Current “bull market heroes” may have a good two or three year track record, but it has been achieved in only one set of market conditions and so has little informational value. Using a coin flipping analogy, if 1,000 people competed against each other, after three flips, 250 would have a perfect record (three heads or three tails in a row), just from pure chance.
Those that managed six in a row would be more plausible candidates to be called “skilled”, but even then, chance would suggest that there would still be a random 31 who had got that far. Warren Buffett’s 2014 letter to Berkshire Hathaway shareholders makes the obvious point that none of the initially successful coin flippers can expect to profit (over time) if they continue the game, i.e. heads and tails will roughly even out.
Leave luck to one side – look at track records
Standard & Poor’s, in their 2013 year end review, made the point that over a five year period, US equity funds broke down as (roughly) 25% outperformed, 25% underperformed by a little bit, 25% underperformed by a lot, and 25% “disappeared”, e.g. closed down due to poor performance.
So, only one in four of the original list were outperformers, while two of the possible four outcomes (containing 50% of the funds) were extremely bad. This chimes with our own research which suggests that a bottom quartile US equity fund is twice as ‘bad’ as a top quartile equity fund is ‘good’. That is, if you own a fund that is bottom quartile then you will need two others in the top quartile, just to counter this and get back to square one.
Further, we then have to account for investor behaviour
Of the funds that were top quartile from 2000 to 2010, 79% were in the bottom quartile in at least three individual years of that decade. Did investors buy them after poor years, or just before?

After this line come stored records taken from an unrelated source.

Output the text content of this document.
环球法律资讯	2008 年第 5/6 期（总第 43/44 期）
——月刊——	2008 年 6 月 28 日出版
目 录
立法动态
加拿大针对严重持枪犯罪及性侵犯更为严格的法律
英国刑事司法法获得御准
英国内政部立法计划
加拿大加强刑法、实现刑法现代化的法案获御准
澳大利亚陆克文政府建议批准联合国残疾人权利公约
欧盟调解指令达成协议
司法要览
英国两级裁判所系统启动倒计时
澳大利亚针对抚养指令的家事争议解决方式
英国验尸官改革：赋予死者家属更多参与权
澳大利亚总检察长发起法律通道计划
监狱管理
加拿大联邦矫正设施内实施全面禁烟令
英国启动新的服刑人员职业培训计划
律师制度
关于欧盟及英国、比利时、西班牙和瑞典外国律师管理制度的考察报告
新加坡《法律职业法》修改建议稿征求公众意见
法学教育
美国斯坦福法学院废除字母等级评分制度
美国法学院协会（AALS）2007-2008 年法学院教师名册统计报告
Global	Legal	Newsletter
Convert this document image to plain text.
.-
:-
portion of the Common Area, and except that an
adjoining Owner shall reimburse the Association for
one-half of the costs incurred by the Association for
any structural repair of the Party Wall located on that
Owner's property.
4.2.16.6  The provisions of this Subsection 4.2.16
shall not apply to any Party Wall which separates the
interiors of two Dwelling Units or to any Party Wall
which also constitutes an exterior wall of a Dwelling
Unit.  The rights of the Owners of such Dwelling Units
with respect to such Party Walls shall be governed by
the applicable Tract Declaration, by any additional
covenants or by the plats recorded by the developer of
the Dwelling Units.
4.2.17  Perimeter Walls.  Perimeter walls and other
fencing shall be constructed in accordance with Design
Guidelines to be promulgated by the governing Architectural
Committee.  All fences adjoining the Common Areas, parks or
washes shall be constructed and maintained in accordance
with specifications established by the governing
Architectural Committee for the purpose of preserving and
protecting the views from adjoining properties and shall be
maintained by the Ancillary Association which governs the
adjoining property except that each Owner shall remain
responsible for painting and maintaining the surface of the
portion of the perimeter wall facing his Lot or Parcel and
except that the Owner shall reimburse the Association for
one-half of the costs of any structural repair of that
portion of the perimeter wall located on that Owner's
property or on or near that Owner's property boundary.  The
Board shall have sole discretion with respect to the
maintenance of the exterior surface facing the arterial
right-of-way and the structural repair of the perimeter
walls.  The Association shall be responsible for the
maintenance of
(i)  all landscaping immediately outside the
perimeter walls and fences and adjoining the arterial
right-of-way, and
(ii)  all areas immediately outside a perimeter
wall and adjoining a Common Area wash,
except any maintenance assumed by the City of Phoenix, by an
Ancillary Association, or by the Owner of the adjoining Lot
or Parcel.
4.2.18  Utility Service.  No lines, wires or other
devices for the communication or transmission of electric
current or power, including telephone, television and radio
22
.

Most investors, as psychology and history dictates, are more likely to be buying in after a top quartile year, and maybe mistakenly selling after one of those bottom quartile periods. The impact investor behaviour has on their actual returns can be illustrated by looking at the difference between a fund’s track record and the average investor return from that fund
For example, the best performing US diversified stock mutual fund of the decade (1999-2009) – the CGM Focus Fund – produced an equivalent return of 18% per year. Yet the average investor in this fund lost 11% annualised ie they did indeed buy and sell at completely the wrong time.
It is no surprise then that we take a passive approach to investing in some asset classes, such as large cap US equities.